Measuring Prejudice: Race Sciences of the 18-19th Centuries

Background of Craniometry

During the early 1800s, a physician from Philadelphia named Samuel G. Morton gathered and recorded the measurements of hundreds of human skulls to confirm a difference of brain size between the human races.  This gathering of data made him one of the pioneers of race science and physical anthropology, especially craniology.  His large collection of skulls from around the world convinced him that he could identify any skull’s race by simply measuring it and pouring lead pellets into the skulls.  This led Morton to assign the highest brain capacity to Europeans, to Chinese, then Southeast Asians, American Indians, and lastly to Africans and Australian aborigines.  Morton concluded from his differing skull measurements that polygenism, the belief that races were different species, with different origins was the answer to human origin. He was able to use his influence as a successful scientist to make the case for black inferiority and was able to negotiate the annexation of Texas as a slave state.  Although Morton used science to prove his theories it is clear he was able to do so using selection bias and the mismeasurement of his data to support his prejudicial views.

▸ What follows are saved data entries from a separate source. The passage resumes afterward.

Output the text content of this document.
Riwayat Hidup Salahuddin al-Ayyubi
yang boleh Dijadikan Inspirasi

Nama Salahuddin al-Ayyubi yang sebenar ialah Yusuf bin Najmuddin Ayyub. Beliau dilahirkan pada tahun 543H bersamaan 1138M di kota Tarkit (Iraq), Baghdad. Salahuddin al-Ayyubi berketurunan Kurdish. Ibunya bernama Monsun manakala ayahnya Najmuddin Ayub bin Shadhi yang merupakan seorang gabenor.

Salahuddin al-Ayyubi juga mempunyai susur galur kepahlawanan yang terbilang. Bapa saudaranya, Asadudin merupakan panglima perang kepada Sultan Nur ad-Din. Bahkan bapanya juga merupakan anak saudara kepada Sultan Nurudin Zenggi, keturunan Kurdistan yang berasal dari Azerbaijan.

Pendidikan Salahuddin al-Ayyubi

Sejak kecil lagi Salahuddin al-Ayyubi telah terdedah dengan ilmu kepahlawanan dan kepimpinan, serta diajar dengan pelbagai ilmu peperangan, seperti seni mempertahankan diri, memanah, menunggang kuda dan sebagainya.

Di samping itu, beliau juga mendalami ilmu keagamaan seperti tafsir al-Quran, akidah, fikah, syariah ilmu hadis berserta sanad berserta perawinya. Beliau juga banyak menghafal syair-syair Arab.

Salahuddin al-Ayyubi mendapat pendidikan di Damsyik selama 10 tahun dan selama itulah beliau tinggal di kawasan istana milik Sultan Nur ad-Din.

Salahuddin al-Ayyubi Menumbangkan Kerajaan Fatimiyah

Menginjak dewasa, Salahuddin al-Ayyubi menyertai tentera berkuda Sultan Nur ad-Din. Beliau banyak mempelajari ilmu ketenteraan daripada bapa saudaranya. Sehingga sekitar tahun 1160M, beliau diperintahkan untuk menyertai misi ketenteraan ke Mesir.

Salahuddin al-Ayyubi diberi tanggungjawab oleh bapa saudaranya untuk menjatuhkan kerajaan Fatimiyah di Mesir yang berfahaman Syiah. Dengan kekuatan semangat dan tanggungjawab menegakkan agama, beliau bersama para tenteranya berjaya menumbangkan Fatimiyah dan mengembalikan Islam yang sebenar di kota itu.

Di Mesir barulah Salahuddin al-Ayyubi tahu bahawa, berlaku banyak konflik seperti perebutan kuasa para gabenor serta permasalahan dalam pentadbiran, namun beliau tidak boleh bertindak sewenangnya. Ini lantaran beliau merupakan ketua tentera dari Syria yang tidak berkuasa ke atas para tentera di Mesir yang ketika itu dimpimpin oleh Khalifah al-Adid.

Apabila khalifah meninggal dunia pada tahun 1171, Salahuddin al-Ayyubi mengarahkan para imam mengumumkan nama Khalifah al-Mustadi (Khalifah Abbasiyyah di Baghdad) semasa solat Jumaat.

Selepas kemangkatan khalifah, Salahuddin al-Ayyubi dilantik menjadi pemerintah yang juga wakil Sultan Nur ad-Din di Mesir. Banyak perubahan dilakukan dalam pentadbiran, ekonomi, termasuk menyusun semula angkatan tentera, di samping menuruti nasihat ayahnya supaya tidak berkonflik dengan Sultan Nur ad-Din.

This research looks to shed a deeper understanding on his findings and also his follower Joseph C. Nott through the analysis of the scientific images produced by them.  Most images were successfully used by clearly displaying the difference in shape of skulls among races.  This easily swayed the public into believing in craniology because of  the already poor racial climate in the 18th and 19th century.  These images held a lot of power by using the notion that you “must see it to believe it”.